Critics are wrong about Amy Winehouse
LETTERS
IT was disheartening to read so much denigration of Amy Winehouse's performance at the Grammys [various articles, Feb. 11]. This is an artist of authentic and incomparable talent, and unlike almost all of the other great ladies who performed at the show, she's the writer as well as the singer of her songs.
It's comforting, however, to recall that countless classic musical artists, including Billie Holiday, Judy Garland and Janis Joplin, were severely lambasted by the writers of their time for being distinctive.
Paul Zollo
North Hollywood
Kind words
THANK you for that wonderful trip down memory lane as you honored Marilyn and Alan Bergman ["50 Years, Always With the Right Words," Feb. 9]. Their words and the music with which I sang them have been in my heart and in my voice for as long as I can remember!
Carol Marshall
Anaheim
Who's a winner?
RE "The Strike's Winners, Losers" [by Patrick Goldstein, Feb. 12]: Two of Goldstein's chosen "winners" are actually big losers:
(1) Jay Leno. He betrayed his longtime writing staff by doing scab writing of his monologues and prolonged the strike by alleviating the network's pain.

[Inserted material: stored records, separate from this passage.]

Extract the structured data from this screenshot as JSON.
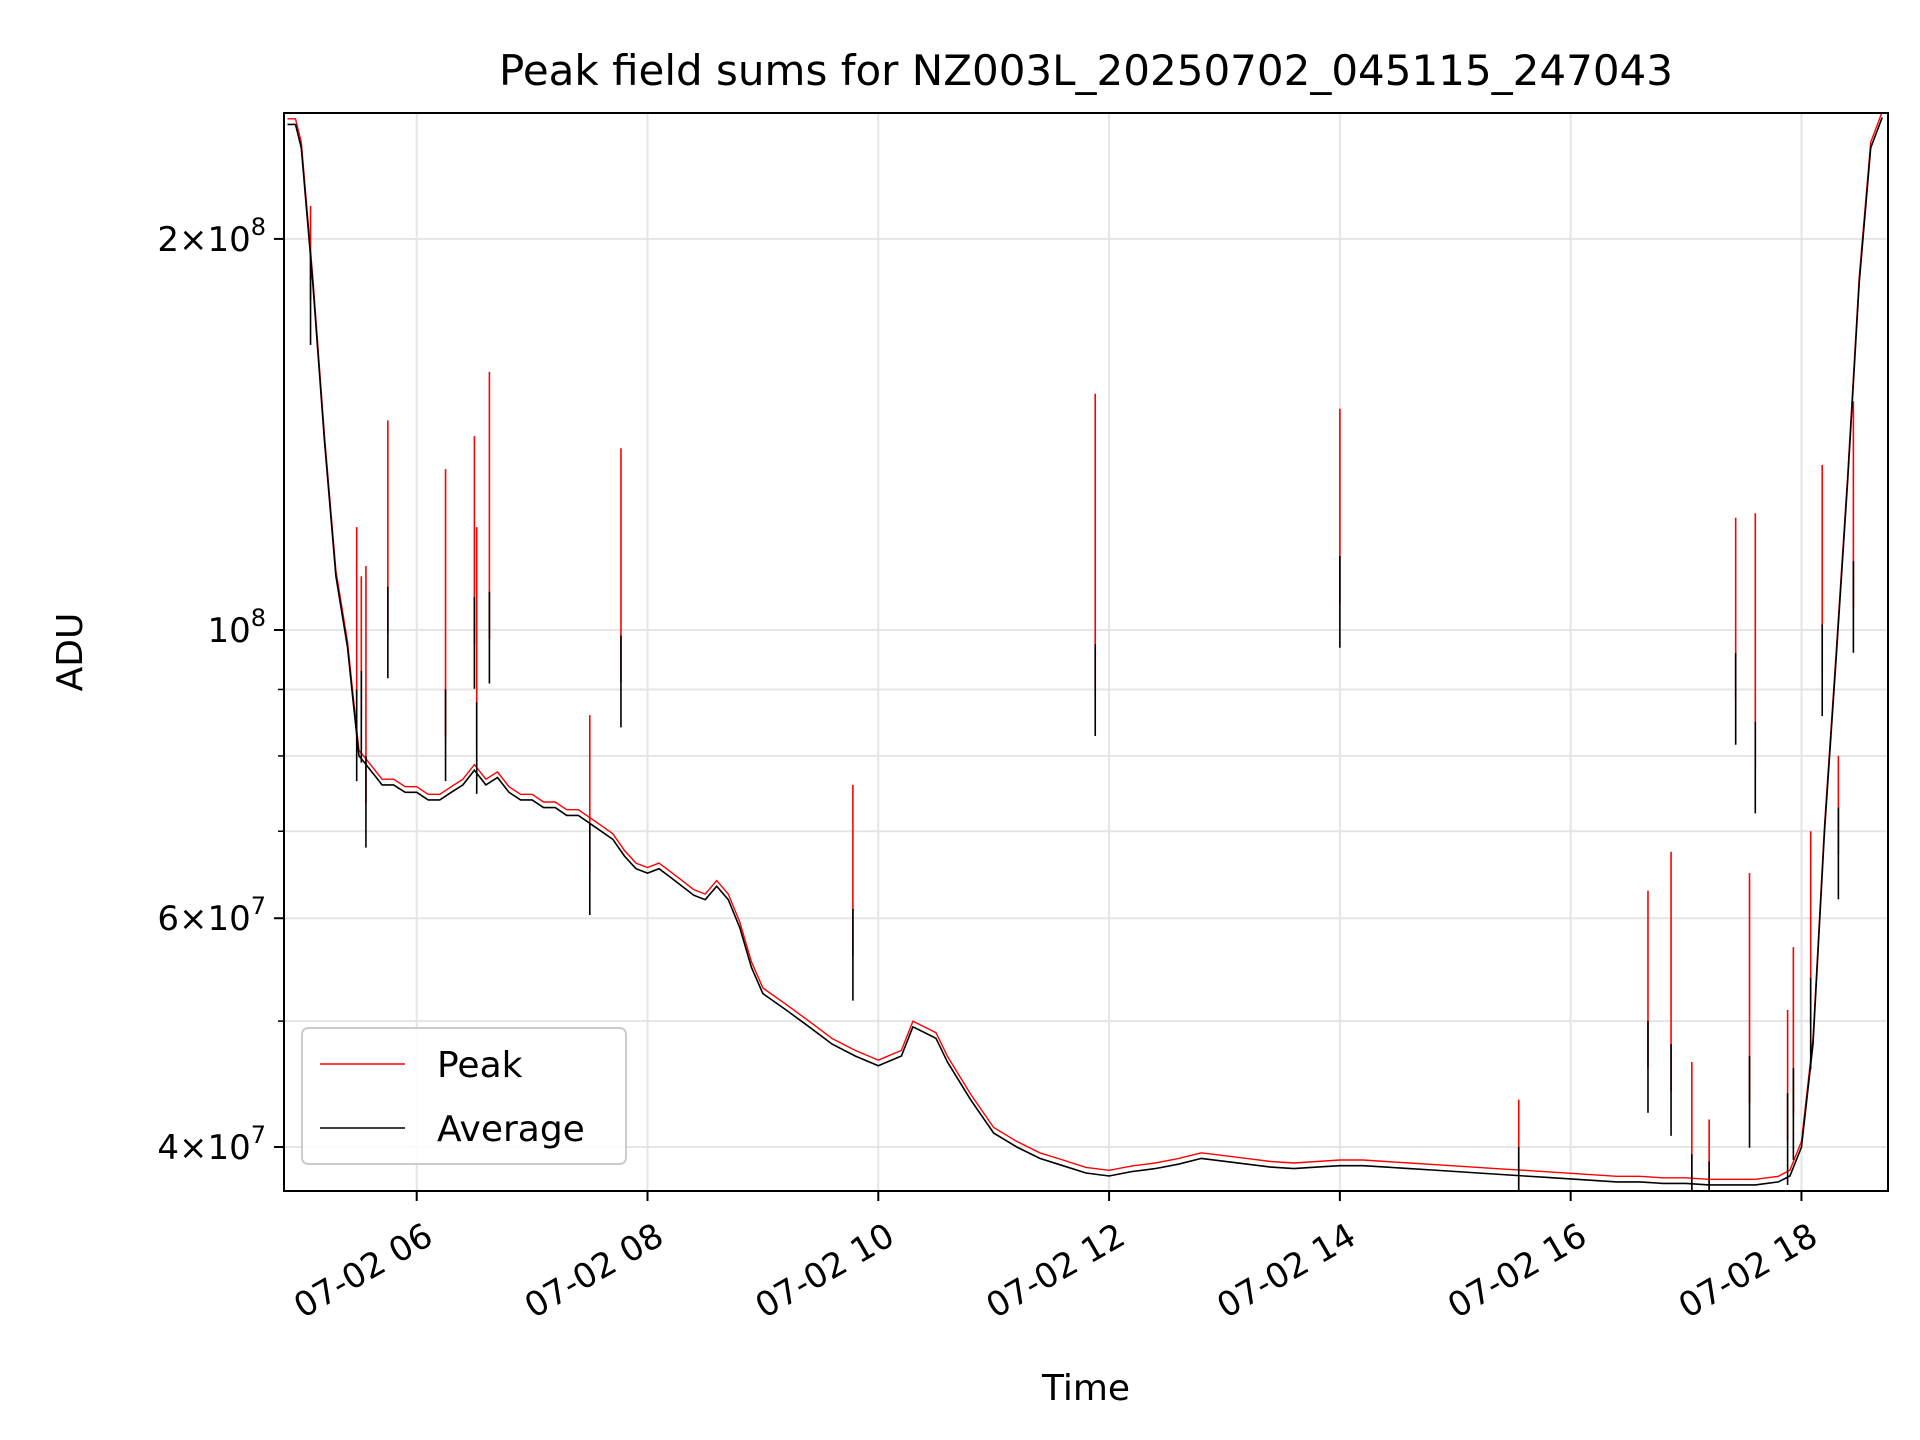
{
  "chart_data": {
    "type": "line",
    "title": "Peak field sums for NZ003L_20250702_045115_247043",
    "xlabel": "Time",
    "ylabel": "ADU",
    "x_unit": "hour of day (2025-07-02)",
    "xlim": [
      4.85,
      18.75
    ],
    "ylim": [
      37000000,
      250000000
    ],
    "yscale": "log",
    "grid": true,
    "legend": {
      "placement": "lower-left",
      "entries": [
        "Peak",
        "Average"
      ]
    },
    "colors": {
      "Peak": "#ff0000",
      "Average": "#000000",
      "grid": "#e5e5e5"
    },
    "x_ticks": [
      {
        "value": 6,
        "label": "07-02 06"
      },
      {
        "value": 8,
        "label": "07-02 08"
      },
      {
        "value": 10,
        "label": "07-02 10"
      },
      {
        "value": 12,
        "label": "07-02 12"
      },
      {
        "value": 14,
        "label": "07-02 14"
      },
      {
        "value": 16,
        "label": "07-02 16"
      },
      {
        "value": 18,
        "label": "07-02 18"
      }
    ],
    "y_major_ticks": [
      {
        "value": 40000000,
        "mantissa": "4",
        "exp": "7"
      },
      {
        "value": 60000000,
        "mantissa": "6",
        "exp": "7"
      },
      {
        "value": 100000000,
        "mantissa": "",
        "exp": "8"
      },
      {
        "value": 200000000,
        "mantissa": "2",
        "exp": "8"
      }
    ],
    "y_minor_ticks": [
      50000000,
      70000000,
      80000000,
      90000000
    ],
    "series": [
      {
        "name": "Average",
        "x": [
          4.88,
          4.95,
          5.0,
          5.1,
          5.2,
          5.3,
          5.4,
          5.45,
          5.5,
          5.55,
          5.6,
          5.65,
          5.7,
          5.8,
          5.9,
          6.0,
          6.1,
          6.2,
          6.3,
          6.4,
          6.5,
          6.6,
          6.7,
          6.8,
          6.9,
          7.0,
          7.1,
          7.2,
          7.3,
          7.4,
          7.5,
          7.6,
          7.7,
          7.8,
          7.9,
          8.0,
          8.1,
          8.2,
          8.3,
          8.4,
          8.5,
          8.6,
          8.7,
          8.8,
          8.9,
          9.0,
          9.2,
          9.4,
          9.6,
          9.8,
          10.0,
          10.2,
          10.3,
          10.4,
          10.5,
          10.6,
          10.8,
          11.0,
          11.2,
          11.4,
          11.6,
          11.8,
          12.0,
          12.2,
          12.4,
          12.6,
          12.8,
          13.0,
          13.2,
          13.4,
          13.6,
          13.8,
          14.0,
          14.2,
          14.4,
          14.6,
          14.8,
          15.0,
          15.2,
          15.4,
          15.6,
          15.8,
          16.0,
          16.2,
          16.4,
          16.6,
          16.8,
          17.0,
          17.2,
          17.4,
          17.6,
          17.8,
          17.9,
          18.0,
          18.1,
          18.2,
          18.3,
          18.4,
          18.5,
          18.6,
          18.7
        ],
        "y": [
          245000000,
          245000000,
          235000000,
          185000000,
          140000000,
          110000000,
          97000000,
          88000000,
          80000000,
          79000000,
          78000000,
          77000000,
          76000000,
          76000000,
          75000000,
          75000000,
          74000000,
          74000000,
          75000000,
          76000000,
          78000000,
          76000000,
          77000000,
          75000000,
          74000000,
          74000000,
          73000000,
          73000000,
          72000000,
          72000000,
          71000000,
          70000000,
          69000000,
          67000000,
          65500000,
          65000000,
          65500000,
          64500000,
          63500000,
          62500000,
          62000000,
          63500000,
          62000000,
          59000000,
          55000000,
          52500000,
          51000000,
          49500000,
          48000000,
          47000000,
          46200000,
          47000000,
          49500000,
          49000000,
          48500000,
          46500000,
          43500000,
          41000000,
          40000000,
          39200000,
          38700000,
          38200000,
          38000000,
          38300000,
          38500000,
          38800000,
          39200000,
          39000000,
          38800000,
          38600000,
          38500000,
          38600000,
          38700000,
          38700000,
          38600000,
          38500000,
          38400000,
          38300000,
          38200000,
          38100000,
          38000000,
          37900000,
          37800000,
          37700000,
          37600000,
          37600000,
          37500000,
          37500000,
          37400000,
          37400000,
          37400000,
          37600000,
          38000000,
          40000000,
          48000000,
          70000000,
          95000000,
          130000000,
          185000000,
          235000000,
          248000000
        ]
      },
      {
        "name": "Peak",
        "x": [
          5.08,
          5.48,
          5.52,
          5.56,
          5.75,
          6.25,
          6.5,
          6.52,
          6.63,
          7.5,
          7.77,
          9.78,
          11.88,
          14.0,
          15.55,
          16.67,
          16.87,
          17.05,
          17.2,
          17.43,
          17.55,
          17.6,
          17.88,
          17.93,
          18.08,
          18.18,
          18.32,
          18.45
        ],
        "y": [
          212000000,
          120000000,
          110000000,
          112000000,
          145000000,
          133000000,
          141000000,
          120000000,
          158000000,
          86000000,
          138000000,
          76000000,
          152000000,
          148000000,
          43500000,
          63000000,
          67500000,
          46500000,
          42000000,
          122000000,
          65000000,
          123000000,
          51000000,
          57000000,
          70000000,
          134000000,
          80000000,
          150000000
        ],
        "average_at_spikes": [
          195000000,
          90000000,
          93000000,
          80000000,
          108000000,
          90000000,
          106000000,
          88000000,
          107000000,
          71000000,
          99000000,
          61000000,
          97500000,
          114000000,
          40000000,
          50000000,
          48000000,
          39500000,
          39000000,
          96000000,
          47000000,
          85000000,
          44000000,
          46000000,
          54000000,
          101000000,
          73000000,
          113000000
        ]
      }
    ]
  }
}
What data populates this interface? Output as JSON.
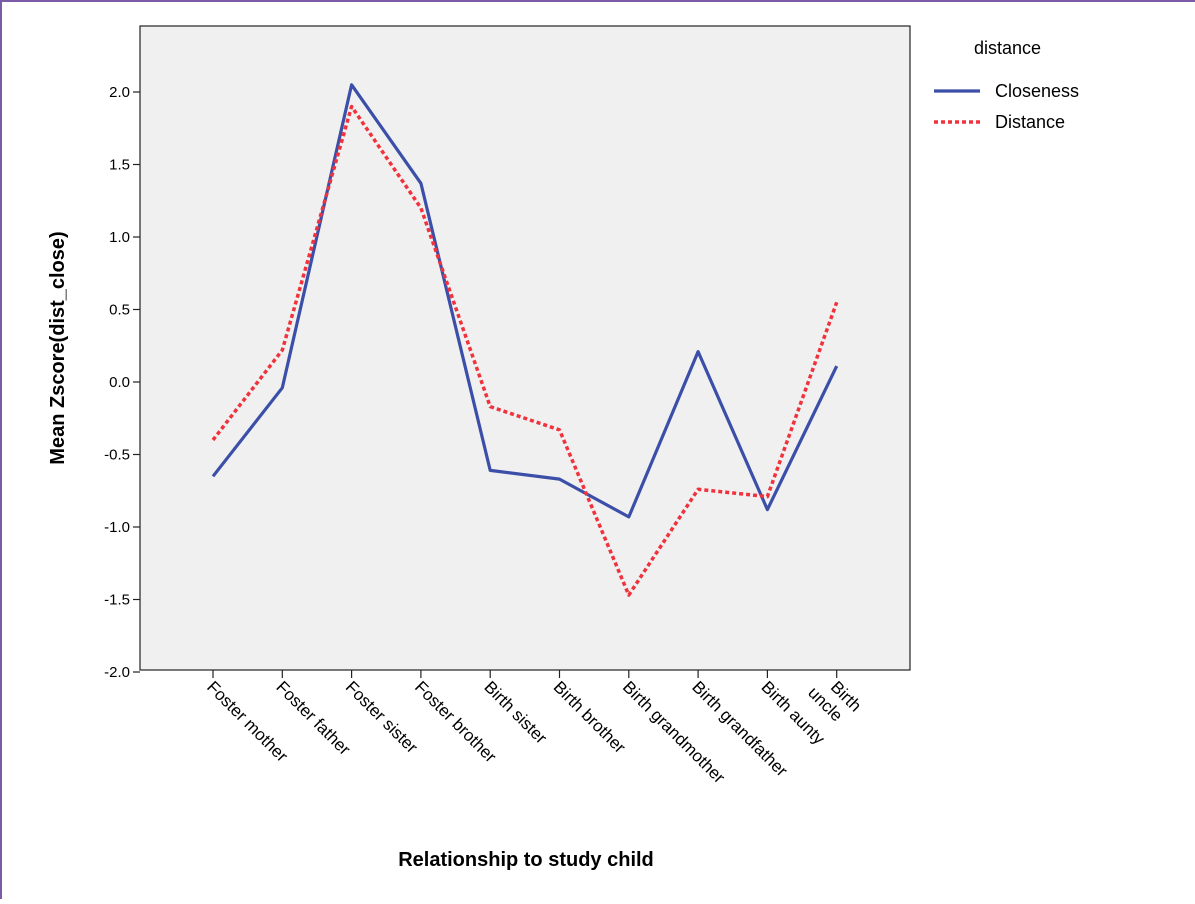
{
  "chart_data": {
    "type": "line",
    "title": "",
    "xlabel": "Relationship to study child",
    "ylabel": "Mean Zscore(dist_close)",
    "ylim": [
      -2.0,
      2.5
    ],
    "yticks": [
      "2.0",
      "1.5",
      "1.0",
      "0.5",
      "0.0",
      "-0.5",
      "-1.0",
      "-1.5",
      "-2.0"
    ],
    "yticks_values": [
      2.0,
      1.5,
      1.0,
      0.5,
      0.0,
      -0.5,
      -1.0,
      -1.5,
      -2.0
    ],
    "categories": [
      "Foster mother",
      "Foster father",
      "Foster sister",
      "Foster brother",
      "Birth sister",
      "Birth brother",
      "Birth grandmother",
      "Birth grandfather",
      "Birth aunty",
      [
        "Birth",
        "uncle"
      ]
    ],
    "legend": {
      "title": "distance",
      "position": "top-right"
    },
    "series": [
      {
        "name": "Closeness",
        "color": "#3b4fa8",
        "style": "solid",
        "values": [
          -0.65,
          -0.04,
          2.05,
          1.37,
          -0.61,
          -0.67,
          -0.93,
          0.21,
          -0.88,
          0.11
        ]
      },
      {
        "name": "Distance",
        "color": "#f0323c",
        "style": "dotted",
        "values": [
          -0.4,
          0.22,
          1.9,
          1.2,
          -0.17,
          -0.33,
          -1.47,
          -0.74,
          -0.79,
          0.55
        ]
      }
    ],
    "grid": false,
    "plot_background": "#f0f0f0"
  }
}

(2) Directors Guild of America leadership. They helped create rather than alleviate the impasse between the conglomerates and the Writers Guild. Nick Counter of the Alliance of Motion Picture and Television Producers would not have walked away from the WGA bargaining table had he not known that the always-management-friendly DGA would rush to the table to take the WGA's place.
Richard Alfieri
Los Angeles
Strathairn fan
Ifirst became aware of David Strathairn ["The Performance," Feb. 14] when he played the lovelorn Moss Goodman on the late-1980s TV show "The Days and Nights of Molly Dodd." I fell immediately in love with him and have remained a big fan ever since.